The DeKoven centre, on the banks of Lake Michigan, is a traditional Anglo Catholic foundation in the Episcopal Church of the USA. Founded as the Racine College in 1852, it passed to the Community of Saint Mary, the oldest women's religious community in the Episcopal Church, in 1935. This picture shows Saint John's Chapel, standing in the centre of the campus. There is a full programme of retreats as well as a daily Mass and the other peripheral functions which a building of this size in the modern day needs to undertake in order to continue its central mission.
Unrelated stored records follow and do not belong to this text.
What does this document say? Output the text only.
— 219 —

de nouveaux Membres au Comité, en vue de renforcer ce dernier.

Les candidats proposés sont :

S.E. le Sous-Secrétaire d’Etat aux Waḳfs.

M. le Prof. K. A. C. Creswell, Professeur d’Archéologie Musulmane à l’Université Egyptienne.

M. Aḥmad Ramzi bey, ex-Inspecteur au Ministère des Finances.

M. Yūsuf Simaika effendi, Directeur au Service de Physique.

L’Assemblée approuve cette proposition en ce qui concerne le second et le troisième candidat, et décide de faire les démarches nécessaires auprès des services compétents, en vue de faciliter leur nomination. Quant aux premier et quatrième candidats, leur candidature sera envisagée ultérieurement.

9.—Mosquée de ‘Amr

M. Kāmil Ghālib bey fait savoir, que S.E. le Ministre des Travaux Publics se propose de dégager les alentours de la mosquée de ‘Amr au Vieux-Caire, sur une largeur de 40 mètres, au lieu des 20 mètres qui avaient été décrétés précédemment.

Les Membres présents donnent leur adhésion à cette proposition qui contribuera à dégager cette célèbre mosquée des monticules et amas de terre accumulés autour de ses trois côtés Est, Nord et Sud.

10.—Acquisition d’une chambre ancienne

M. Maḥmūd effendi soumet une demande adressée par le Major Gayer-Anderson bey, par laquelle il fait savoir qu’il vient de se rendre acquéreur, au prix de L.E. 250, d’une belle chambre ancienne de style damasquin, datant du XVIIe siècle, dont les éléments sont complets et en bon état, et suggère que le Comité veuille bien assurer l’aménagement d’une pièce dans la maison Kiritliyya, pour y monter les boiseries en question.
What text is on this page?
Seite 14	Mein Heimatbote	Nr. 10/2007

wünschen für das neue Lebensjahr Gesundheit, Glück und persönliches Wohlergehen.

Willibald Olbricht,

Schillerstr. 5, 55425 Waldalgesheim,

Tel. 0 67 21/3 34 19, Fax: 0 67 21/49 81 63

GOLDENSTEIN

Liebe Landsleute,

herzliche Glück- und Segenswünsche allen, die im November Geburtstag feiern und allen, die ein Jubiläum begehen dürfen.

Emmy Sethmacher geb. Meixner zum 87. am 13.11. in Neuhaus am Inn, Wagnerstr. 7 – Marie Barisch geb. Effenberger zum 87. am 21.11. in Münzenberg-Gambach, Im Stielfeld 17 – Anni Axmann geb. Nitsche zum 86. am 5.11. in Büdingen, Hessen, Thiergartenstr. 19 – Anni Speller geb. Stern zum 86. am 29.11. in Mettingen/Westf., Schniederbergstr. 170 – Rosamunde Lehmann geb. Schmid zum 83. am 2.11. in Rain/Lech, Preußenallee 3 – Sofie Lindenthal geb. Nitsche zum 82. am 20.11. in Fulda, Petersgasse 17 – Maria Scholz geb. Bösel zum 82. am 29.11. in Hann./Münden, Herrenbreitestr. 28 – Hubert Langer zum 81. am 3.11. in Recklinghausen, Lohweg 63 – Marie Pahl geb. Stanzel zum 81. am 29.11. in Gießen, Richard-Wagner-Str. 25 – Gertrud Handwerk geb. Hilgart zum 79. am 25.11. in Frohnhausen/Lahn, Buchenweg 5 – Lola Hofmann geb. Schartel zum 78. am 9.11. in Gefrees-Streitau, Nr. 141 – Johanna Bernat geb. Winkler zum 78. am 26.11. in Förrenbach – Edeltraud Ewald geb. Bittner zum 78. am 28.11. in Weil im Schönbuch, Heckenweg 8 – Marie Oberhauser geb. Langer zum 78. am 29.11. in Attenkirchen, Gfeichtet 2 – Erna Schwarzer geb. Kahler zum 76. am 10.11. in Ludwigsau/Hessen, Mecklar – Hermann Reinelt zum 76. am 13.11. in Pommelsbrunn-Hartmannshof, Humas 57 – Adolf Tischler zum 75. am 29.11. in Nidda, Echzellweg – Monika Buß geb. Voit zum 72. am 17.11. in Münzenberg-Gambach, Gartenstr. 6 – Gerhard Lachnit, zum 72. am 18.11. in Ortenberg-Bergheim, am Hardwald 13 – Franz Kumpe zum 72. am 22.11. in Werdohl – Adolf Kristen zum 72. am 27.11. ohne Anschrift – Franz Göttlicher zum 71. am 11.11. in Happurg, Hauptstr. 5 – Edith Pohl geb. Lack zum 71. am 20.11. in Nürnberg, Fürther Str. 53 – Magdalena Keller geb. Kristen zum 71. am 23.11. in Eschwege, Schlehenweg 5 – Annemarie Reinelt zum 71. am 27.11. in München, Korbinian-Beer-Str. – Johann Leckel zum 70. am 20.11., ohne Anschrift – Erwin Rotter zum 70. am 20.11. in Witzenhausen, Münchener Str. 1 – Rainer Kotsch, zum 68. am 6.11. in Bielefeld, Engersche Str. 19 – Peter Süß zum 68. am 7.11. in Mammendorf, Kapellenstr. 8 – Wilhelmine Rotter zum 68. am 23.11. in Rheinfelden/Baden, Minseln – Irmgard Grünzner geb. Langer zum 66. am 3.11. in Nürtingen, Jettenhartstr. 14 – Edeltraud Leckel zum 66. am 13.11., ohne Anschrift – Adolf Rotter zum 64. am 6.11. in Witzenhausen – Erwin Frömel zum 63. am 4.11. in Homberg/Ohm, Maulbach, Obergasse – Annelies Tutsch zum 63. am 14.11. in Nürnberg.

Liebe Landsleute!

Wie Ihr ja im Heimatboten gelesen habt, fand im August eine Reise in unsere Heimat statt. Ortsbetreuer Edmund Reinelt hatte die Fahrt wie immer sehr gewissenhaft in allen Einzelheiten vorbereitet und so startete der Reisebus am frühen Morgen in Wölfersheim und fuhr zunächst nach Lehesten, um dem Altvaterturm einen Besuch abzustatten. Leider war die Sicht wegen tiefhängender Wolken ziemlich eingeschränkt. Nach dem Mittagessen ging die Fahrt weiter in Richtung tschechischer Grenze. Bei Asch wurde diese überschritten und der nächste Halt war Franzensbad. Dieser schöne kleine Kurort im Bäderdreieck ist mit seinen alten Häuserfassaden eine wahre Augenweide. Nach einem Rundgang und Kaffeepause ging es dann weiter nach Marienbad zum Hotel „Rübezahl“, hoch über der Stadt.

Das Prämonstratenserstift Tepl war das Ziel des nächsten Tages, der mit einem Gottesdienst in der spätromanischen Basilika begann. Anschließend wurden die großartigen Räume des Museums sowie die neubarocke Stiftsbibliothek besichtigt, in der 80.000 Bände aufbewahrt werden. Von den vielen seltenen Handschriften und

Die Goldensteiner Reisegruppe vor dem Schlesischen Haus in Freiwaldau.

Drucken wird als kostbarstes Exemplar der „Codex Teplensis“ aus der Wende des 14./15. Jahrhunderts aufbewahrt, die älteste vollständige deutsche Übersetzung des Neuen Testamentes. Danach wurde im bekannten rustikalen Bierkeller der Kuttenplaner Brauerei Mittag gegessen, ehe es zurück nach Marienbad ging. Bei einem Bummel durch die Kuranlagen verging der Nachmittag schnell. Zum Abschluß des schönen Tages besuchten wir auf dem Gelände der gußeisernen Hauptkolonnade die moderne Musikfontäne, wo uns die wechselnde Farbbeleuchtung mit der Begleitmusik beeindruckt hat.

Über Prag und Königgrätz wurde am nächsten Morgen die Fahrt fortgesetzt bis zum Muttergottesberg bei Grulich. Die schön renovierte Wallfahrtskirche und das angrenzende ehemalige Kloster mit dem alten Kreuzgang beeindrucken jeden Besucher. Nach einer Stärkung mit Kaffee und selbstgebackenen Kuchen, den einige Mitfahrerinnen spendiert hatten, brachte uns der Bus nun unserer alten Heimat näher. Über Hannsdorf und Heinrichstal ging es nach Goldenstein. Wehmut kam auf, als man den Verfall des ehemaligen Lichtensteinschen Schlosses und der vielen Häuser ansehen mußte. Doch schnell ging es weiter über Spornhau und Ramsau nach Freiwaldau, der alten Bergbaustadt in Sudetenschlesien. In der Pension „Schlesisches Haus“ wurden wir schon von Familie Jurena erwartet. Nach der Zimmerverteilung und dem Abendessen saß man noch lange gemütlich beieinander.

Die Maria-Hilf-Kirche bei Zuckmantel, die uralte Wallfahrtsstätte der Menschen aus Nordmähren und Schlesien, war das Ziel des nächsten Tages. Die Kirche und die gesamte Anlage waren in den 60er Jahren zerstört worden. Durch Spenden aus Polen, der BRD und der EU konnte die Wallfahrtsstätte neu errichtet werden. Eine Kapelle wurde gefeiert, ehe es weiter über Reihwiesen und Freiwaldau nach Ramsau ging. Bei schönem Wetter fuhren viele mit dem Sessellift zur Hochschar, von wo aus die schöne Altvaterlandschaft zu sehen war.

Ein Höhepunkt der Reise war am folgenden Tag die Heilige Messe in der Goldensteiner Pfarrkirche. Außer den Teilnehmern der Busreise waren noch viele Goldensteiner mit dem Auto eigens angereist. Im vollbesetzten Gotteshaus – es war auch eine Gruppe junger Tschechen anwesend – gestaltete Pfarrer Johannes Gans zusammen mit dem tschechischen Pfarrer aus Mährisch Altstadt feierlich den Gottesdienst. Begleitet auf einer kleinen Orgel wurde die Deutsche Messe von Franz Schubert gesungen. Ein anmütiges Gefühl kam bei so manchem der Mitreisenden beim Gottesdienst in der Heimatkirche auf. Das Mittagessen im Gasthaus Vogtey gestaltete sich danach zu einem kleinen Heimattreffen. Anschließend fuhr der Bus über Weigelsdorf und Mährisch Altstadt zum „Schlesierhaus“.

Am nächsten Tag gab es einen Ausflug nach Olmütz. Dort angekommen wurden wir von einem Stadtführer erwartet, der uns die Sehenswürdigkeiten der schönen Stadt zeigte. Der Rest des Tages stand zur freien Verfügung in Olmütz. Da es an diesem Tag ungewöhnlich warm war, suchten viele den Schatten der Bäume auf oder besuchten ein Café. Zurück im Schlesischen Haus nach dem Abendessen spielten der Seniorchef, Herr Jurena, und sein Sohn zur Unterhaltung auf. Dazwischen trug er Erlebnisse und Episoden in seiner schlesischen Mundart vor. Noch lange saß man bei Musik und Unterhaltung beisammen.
I am grateful to my friend Andy Bartus for sending me these pictures, taken by his wife, Laura Bartus. Andy is a seminarian at Nashotah House in the USA and is coming to London in May as an intern with an Anglo Catholic Parish. I hope to be able to send pictures of us both enjoying a glass or two of wine in a variety of London bars, although I have a sneaking suspicion that I will have other things on my mind in June!
This is Saint Mary's Chapel, built by the community of Saint Mary soon after they took ownership of the complex. The website for the centre can be found here and the website for the Community here.
The view from Lake Michigan is windswept, as we may expect and reminds me of a hundred conspiracy theories of 'grey, cold buildings' which have housed Prelates for the Vatican from Milingo to Siri, if you believe the stories running around the internet. I have to say that in my more dismissive moments I sometimes allow the thought to flash through my mind that if it is all true, which of course it is not, unity seems a funny old game. I wonder how many sede vaticanist movements there are, the Palmarians in Spain seem to have been quiet recently, as do the True Catholics in the hills of Kalispell, Montana. Maybe some people are waiting to see if Bishop Williamson will follow his reasoning through, maybe not. What with Pope Linus II, the Thuc Lineage, whatever Milingo is doing now and the Little Pebble to boot, there's certainly enough choice.
Schismatics aside, I have just had a delivery from J and M, with my new cassock and detachable cape, which I am very pleased with. I wonder if wearing cottas under capes is something reserved to Canons? I shall have to ask our friendly local Canons this Saturday on the Day Out. Such wondering pales into insignificance though after reading this news from blogger Iain Dale, wherein we read this statement from the Bishop of Rochester, who was asked to whom people should look for moral guidance in Britain......
'...if you want a moral lead, don't look to the Bishops. I certainly wouldn't.'
Which is clearly not a statement we here at Anglican Wanderings endorse, although it makes it difficult either way, for not endorsing it also detracts from the authority of the Episcopate. Maybe we should say that we do not completely endorse this statement. And pass the fudge.